"Your invitation to be with you tonight is the greatest honor in my life." Thus began an address by Professor of Biography and Japanese Studies Emeritus Donald Bartlett '24 on the occasion of the 20th anniversary of the founding of a Japanese organization to promote understanding of Americans and American culture. Bartlett played a key role in the formation of the American Studies Foundation of Japan, as described by another. speaker at the organization's 20th anniversary celebration in Tokyo. Minora Tabuchi, trustee of the foundation, explained that "the origins of the American Studies Foundation began with an encounter between a Japanese industrialist desirous of learning about America and an American professor desirous of informing about America."
The roots of the foundation were in a visit paid to Bartlett's Norwich home in February 1951, when Japan was still under occupation, by the late Takejiro Shindo, vice president of a Japanese corporation, and his assistant, Tabuchi. Ta-buchi, as a boy, had known Bartlett's mother when she and her husband were Congregational missionaries in Japan. Bartlett spoke at the 20th anniversary about the good feelings that arose between the Japanese visitors and the Bartlett family (which included Bartlett, his wife, his then 80 year old mother, and a younger sister, a physician). He recalled the visitors' appreciation for the entire Bartlett family's driving to White River Junction in a snowstorm to meet their train; Shindo's enjoyment of the snow squeaking underfoot, as in his boyhood home; the "regular shimbok'kai" (happy hour) around the fireplace. Eight or nine years later, Bartlett was appointed cultural attache to the American Embassy in Tokyo and he learned of a $243,000 U.S. Department of State grant available to the first foundation set up in a foreign country to support American Studies. The stage was set for practical realization of those good feelings engendered in 1951. "I asked Mr. Shindo the next time we met," explained Bartlett, "if he thought that his friends and associates in the Japanese business world believed that it would be valuable for Japan to become better acquainted with American institutions, our principles, our virtues, our faults and how we try to deal with our faults, and the habits of thought peculiar to us." Shindo's positive response, Tabuchi's assistance in supplying initiative to the effort, and Bartlett's efforts from his embassy post combined to elicit considerable financial support for the venture from the Japanese business community, in addition to earning the foundation the State Department grant. But Bartlett emphasized that the U.S. grant "by no means makes this a joint or binational enterprise.

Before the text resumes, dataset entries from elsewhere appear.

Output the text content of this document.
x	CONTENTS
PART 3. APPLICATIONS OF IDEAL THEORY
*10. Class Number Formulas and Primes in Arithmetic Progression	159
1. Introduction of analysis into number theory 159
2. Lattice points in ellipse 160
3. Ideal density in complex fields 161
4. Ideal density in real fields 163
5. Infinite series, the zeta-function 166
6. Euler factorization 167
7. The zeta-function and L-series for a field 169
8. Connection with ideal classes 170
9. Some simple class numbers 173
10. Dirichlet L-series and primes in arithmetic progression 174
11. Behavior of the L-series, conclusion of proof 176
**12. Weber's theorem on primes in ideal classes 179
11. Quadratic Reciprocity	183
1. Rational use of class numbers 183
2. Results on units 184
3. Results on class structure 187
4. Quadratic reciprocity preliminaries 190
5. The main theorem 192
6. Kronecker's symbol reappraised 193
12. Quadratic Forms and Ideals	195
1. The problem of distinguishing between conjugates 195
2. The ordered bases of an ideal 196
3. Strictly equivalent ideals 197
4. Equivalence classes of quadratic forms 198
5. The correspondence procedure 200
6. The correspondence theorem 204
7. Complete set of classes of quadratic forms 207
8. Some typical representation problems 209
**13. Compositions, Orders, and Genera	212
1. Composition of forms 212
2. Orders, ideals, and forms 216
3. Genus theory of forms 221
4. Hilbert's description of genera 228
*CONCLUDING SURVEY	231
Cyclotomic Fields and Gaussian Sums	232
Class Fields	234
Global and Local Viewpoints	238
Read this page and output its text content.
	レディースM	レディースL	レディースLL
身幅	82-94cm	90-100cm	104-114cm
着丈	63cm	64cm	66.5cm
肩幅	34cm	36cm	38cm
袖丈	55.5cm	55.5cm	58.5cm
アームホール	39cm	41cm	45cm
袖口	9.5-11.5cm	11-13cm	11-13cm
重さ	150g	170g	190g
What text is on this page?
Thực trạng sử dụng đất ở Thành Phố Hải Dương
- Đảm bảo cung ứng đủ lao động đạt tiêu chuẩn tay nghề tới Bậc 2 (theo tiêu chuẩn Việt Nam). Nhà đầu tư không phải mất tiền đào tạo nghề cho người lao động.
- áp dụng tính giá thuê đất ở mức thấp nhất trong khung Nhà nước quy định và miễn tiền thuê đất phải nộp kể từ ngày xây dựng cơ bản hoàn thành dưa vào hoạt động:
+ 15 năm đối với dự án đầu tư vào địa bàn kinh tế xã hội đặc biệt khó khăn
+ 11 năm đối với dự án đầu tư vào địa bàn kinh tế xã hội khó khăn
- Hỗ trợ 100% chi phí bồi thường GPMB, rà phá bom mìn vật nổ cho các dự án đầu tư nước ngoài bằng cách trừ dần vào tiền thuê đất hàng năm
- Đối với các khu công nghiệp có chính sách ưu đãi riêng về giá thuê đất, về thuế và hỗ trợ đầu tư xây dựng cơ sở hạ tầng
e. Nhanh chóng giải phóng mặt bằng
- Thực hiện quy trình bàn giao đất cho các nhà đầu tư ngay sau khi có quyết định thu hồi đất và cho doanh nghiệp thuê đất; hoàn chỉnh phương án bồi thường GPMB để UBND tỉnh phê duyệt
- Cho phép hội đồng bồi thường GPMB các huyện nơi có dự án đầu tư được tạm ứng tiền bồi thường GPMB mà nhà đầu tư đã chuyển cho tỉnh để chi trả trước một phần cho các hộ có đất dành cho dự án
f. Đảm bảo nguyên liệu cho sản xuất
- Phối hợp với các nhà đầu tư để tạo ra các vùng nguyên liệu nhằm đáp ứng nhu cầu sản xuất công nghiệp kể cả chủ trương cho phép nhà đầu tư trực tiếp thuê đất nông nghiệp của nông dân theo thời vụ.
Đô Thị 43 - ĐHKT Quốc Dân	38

This is a Japanese foundation, and it is in acknowledgement of that fact that the gift was made."
Bartlett was born in Japan, and he speaks Japanese fluently. His 40 years on the Dartmouth faculty from 1927 to 1967 were interspersed with several stays in Japan, including his stint as cultural attache. His recent return to the country for the 20th anniversary of the foundation he helped found was an affirmation of what he called "a tradition, now at least 20 years old, of securing peace by using good sense." Bartlett's concluding remarks looked to the future: "In a time when trade reltions between Japan and the United States are tense, in a world where we all live in terror of foolishness in high places, where the means of uncontrollable destruction lurk in every capital," he said, "this constructive enterprise in understanding truly represents the kind of hope that all mankind must cherish." Tabuchi agreed, saying that upon the inauguration of the American Studies Foundation, "the most delighted ones of all were Mr. Shindo and Mr. Bartlett. The work of the foundation is a modest yet difficult task. . . . An effort to further solidify the base built by our elders is a necessity."